US President Donald Trump said on Tuesday that he did not want to extend a ceasefire with Iran, adding Washington was in a strong negotiating position and would end up with what he called a great deal.
The ceasefire between the US and Iran is due to expire on Wednesday.
“I don’t want to do that. We don’t have that much time,” Trump told CNBC in an interview when asked about the possibility of extending the ceasefire.
According to a Reuters report, officials in Washington have expressed confidence that talks with Iran will go ahead in Pakistan, and a senior Iranian official said Tehran was considering joining.
With the prospect of last-ditch further peace talks still up in the air, Trump issued a threat to Iran, saying that the US would resume its attacks on Iran if a deal is not struck with Tehran soon.
“I expect to be bombing because I think that’s a better attitude to go in with. But we’re ready to go. I mean, the military is raring to go,” he said.
Trump’s flip-flops
Donald Trump has been offering mixed messages about the path ahead for the Iran war, declaring that he was in no rush to end the conflict while also saying that he still expects to dispatch his negotiating team, led by US Vice President JD Vance, to Pakistan’s capital of Islamabad for talks. This has kept the prospect of a second round of talks uncertain as of Tuesday.
Iran’s chief negotiator has already said that Tehran has “new cards on the battlefield” that haven’t yet been revealed.
“We do not accept negotiations under the shadow of threats,” and the Islamic Republic has been preparing “to reveal new cards on the battlefield,” Iran’s chief negotiator and parliamentary speaker, Mohammed Bagher Ghalibaf, wrote in a post on X early on Tuesday.
The ceasefire seemed likely to be extended if talks resume, before Trump’s latest announcement.
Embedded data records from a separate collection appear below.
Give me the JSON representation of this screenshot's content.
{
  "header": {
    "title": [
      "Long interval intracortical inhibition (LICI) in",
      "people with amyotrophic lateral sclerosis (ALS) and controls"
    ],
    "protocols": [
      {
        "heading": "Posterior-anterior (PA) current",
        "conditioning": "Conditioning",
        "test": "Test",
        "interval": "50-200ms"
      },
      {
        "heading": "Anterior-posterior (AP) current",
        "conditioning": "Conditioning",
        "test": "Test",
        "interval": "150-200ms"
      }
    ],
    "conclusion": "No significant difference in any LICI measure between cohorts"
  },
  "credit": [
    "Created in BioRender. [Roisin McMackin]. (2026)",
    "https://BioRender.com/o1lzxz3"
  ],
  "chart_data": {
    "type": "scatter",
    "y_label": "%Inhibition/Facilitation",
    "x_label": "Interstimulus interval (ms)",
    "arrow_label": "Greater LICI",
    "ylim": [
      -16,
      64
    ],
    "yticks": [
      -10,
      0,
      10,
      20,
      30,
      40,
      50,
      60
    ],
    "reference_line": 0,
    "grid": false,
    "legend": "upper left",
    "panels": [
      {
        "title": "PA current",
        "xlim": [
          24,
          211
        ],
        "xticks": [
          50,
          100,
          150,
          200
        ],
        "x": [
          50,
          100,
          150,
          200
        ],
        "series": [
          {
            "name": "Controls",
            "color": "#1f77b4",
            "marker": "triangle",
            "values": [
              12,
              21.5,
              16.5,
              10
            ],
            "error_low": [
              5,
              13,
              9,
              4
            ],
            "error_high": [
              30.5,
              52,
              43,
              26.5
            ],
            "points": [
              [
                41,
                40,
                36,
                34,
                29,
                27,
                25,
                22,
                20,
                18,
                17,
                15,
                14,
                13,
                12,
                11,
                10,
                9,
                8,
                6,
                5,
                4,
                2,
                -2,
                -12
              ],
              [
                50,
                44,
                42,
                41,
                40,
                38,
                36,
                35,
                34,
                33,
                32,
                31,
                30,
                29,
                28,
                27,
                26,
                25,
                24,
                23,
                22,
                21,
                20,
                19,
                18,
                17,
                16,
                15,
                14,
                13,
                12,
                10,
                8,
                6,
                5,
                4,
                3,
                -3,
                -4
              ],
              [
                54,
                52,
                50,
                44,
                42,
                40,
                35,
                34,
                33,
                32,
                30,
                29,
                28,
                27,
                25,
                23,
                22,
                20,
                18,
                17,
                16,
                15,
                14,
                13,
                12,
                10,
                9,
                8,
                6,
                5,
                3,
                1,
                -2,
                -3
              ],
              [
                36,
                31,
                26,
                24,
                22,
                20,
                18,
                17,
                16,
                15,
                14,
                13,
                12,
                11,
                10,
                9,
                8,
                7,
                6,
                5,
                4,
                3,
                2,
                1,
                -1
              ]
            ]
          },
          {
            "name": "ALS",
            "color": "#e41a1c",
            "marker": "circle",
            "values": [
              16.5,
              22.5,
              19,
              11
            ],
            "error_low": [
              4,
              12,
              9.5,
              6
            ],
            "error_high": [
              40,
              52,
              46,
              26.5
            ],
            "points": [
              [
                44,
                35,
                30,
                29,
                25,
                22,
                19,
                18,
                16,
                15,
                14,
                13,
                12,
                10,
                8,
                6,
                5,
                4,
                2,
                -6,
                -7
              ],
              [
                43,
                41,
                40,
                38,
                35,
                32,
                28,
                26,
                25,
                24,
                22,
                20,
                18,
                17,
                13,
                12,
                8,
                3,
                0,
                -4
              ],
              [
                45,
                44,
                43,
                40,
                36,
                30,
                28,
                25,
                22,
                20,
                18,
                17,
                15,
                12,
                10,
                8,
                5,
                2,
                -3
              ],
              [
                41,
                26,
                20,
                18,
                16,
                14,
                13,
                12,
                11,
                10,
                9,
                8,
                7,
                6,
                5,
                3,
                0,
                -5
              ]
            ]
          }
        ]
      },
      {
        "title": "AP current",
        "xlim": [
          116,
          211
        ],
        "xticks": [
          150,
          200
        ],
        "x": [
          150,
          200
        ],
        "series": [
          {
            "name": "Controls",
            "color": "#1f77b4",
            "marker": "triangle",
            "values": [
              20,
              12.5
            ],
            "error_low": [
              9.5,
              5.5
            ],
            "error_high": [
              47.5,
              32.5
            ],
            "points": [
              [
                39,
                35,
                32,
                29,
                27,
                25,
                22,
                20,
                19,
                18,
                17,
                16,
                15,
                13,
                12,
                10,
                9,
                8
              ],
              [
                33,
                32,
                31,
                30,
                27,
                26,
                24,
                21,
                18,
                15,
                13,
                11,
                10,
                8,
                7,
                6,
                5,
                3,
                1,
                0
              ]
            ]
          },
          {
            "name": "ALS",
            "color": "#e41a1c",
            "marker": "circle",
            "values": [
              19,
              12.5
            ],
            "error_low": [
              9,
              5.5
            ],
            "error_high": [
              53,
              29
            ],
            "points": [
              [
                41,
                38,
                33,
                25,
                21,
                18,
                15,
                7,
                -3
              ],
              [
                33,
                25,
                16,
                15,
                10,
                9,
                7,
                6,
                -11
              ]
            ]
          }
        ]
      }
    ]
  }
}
Though it is very likely that the mercurial Republican will still end up changing his mind.
White House officials have said that Vance would lead the American delegation, but Iran hasn’t yet confirmed who it might send. Iranian state television on Tuesday broadcast a message saying that “no delegation from Iran has visited Islamabad … so far.”
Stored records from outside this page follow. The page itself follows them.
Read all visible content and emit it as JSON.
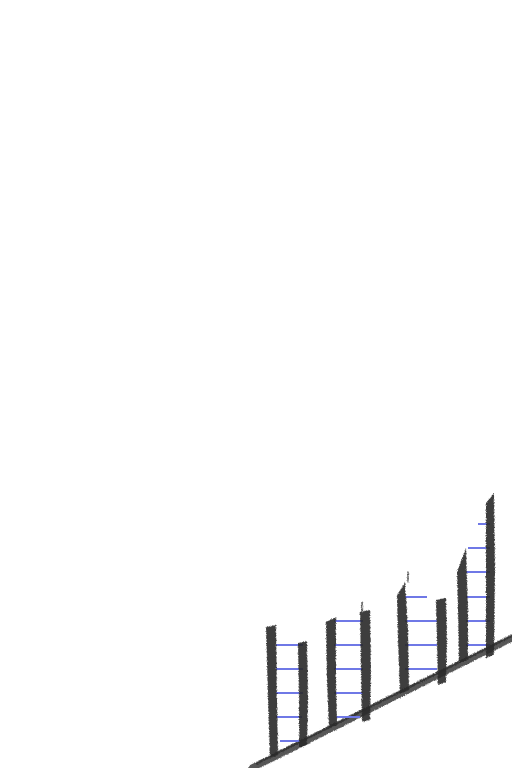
{
  "scene": {
    "background": "#ffffff",
    "stroke_color": "#2b2b2b",
    "rung_color": "#6f78e6",
    "ladder_count": 4
  }
}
The US has instituted a blockade of Iranian ports to pressure Tehran into ending its stranglehold on the Strait of Hormuz, a key shipping lane through which 20% of the world’s natural gas and crude oil transits in peacetime. That has been a key sticking point in Iran, shadowing the peace talks.
Iran’s iron grip on the strait has sent oil prices soaring, and Brent crude, the international benchmark, was trading near $95 per barrel on Tuesday, up more than 30% from February. 28, the day that Israel and the US attacked Iran to start the war.
Before the war began, the Strait of Hormuz had been fully open to international shipping, and Trump has demanded that vessels again be allowed to transit unimpeded through the waterway.